Ma book list du moment

Ma book list du moment

Où j’en suis dans ma lecture…

J’hésite. Je ne sais pas encore les pages de quel auteur je vais tourner dans quelques heures.
Alors ces livres-là, je les ai déjà mais comme je suis une véritable book addict, autant dire que ma liste de livres à lire est encore bien longue.
Et puis j’aime bien avoir plusieurs livres sous le coude pour pouvoir choisir vers lequel je vais me diriger à la fin du précédent.
Rendez-vous pour le prochain billet dès que j’aurai terminé un nouveau livre…

Achetés mais pas encore lus…

« Je me souviens de l'ironie avec laquelle on répétait dans ma famille qu'enfant, je voulais tout. Pauvre naïve : naïve d'en avoir envie, naïve de croire que c'était possible et naïve de le dire. Naïve, je le suis restée et le revendique : have it all, vivre pleinement sa vie, ne pas renoncer avant d'avoir essayé. Aujourd’hui, je voudrais partager ce que j’ai vu et vécu, donner envie à d’autres femmes d’oser, de rêver et de changer le monde ».

L’actuelle directrice de l’ENA nous raconte son parcours, ses rencontres. Son histoire donne envie de ne renoncer à rien, de vivre pleinement sa vie de femme, de mère, de repenser nos rapports au travail, aux hommes et à la vie.

Un avocat est retrouvé mort dans des circonstances troubles au Crystal Palace, dans le sud-est de Londres. L’inspectrice Gemma James et son adjointe Melody Talbot, qui viennent d’être mutées à la brigade criminelle de Londres-sud, sont chargées de l’enquête. Jeux sexuels ayant mal tourné ou meurtre ? L’avocat n’était pas seul, et les deux enquêtrices découvrent que les acteurs du drame ne leurs sont pas tout à fait inconnus et qu’il faut préserver leur vie privée. La mission se complique encore lorsqu’un second meurtre survient. La recherche de la vérité conduira Gemma et Melody, épaulées en coulisse par Duncan Kincaid et Doug Cullen, à explorer des mondes qui leur sont étrangers et à remonter loin dans le passé pour dénouer le présent.

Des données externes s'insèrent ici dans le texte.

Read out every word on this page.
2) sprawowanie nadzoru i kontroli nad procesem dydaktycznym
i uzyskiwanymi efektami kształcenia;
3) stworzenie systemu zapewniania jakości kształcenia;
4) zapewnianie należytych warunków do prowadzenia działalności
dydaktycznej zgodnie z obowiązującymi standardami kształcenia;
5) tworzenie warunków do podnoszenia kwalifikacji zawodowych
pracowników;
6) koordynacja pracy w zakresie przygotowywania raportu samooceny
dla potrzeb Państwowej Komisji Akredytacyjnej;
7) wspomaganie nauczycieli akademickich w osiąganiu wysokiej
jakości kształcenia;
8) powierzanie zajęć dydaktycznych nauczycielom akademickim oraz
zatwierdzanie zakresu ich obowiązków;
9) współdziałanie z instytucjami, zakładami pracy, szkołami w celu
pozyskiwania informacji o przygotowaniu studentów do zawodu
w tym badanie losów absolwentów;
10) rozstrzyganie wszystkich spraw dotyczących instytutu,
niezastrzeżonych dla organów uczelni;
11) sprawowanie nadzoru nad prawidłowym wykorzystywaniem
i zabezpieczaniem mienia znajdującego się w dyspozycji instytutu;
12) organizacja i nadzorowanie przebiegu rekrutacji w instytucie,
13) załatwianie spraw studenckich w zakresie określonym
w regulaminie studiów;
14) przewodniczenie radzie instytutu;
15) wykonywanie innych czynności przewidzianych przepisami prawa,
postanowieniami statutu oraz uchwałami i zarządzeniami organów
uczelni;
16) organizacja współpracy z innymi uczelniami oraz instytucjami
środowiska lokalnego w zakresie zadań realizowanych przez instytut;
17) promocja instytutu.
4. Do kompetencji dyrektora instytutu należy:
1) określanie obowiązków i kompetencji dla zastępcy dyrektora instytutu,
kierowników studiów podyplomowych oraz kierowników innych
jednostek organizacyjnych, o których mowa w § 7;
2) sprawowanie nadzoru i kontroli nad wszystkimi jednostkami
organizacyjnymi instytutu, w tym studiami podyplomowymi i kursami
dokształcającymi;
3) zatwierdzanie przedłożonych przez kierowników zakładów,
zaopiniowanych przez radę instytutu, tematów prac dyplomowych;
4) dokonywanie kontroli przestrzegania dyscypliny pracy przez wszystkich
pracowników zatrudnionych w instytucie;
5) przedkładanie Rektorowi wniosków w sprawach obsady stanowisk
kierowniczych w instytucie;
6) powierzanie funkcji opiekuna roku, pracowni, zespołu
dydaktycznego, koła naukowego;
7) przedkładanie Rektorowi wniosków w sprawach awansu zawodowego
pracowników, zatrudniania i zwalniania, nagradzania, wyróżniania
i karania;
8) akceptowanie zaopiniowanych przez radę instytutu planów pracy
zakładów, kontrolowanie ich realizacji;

« Envoûtée, comme enivrée, Marjorie l’était à nouveau en regardant l’homme et la femme onduler sous ses yeux. Leurs bras chantaient en canon. Leurs mains se croisaient à intervalles réguliers. Le mouvement était répété plusieurs fois, puis la musique s’emballait, et leur pas de deux se terminait par un porté de haute volée. Pour Marjorie, qui parlait la danse mieux que personne, la signification était très claire. Après une phase d’atermoiements, de faux-fuyants et de méfiance, l’homme et la femme faisaient le choix de la concorde, de l’harmonie. Ensemble, ils effaçaient le temps de l’incertitude. Ou, mieux, ils l’oubliaient. »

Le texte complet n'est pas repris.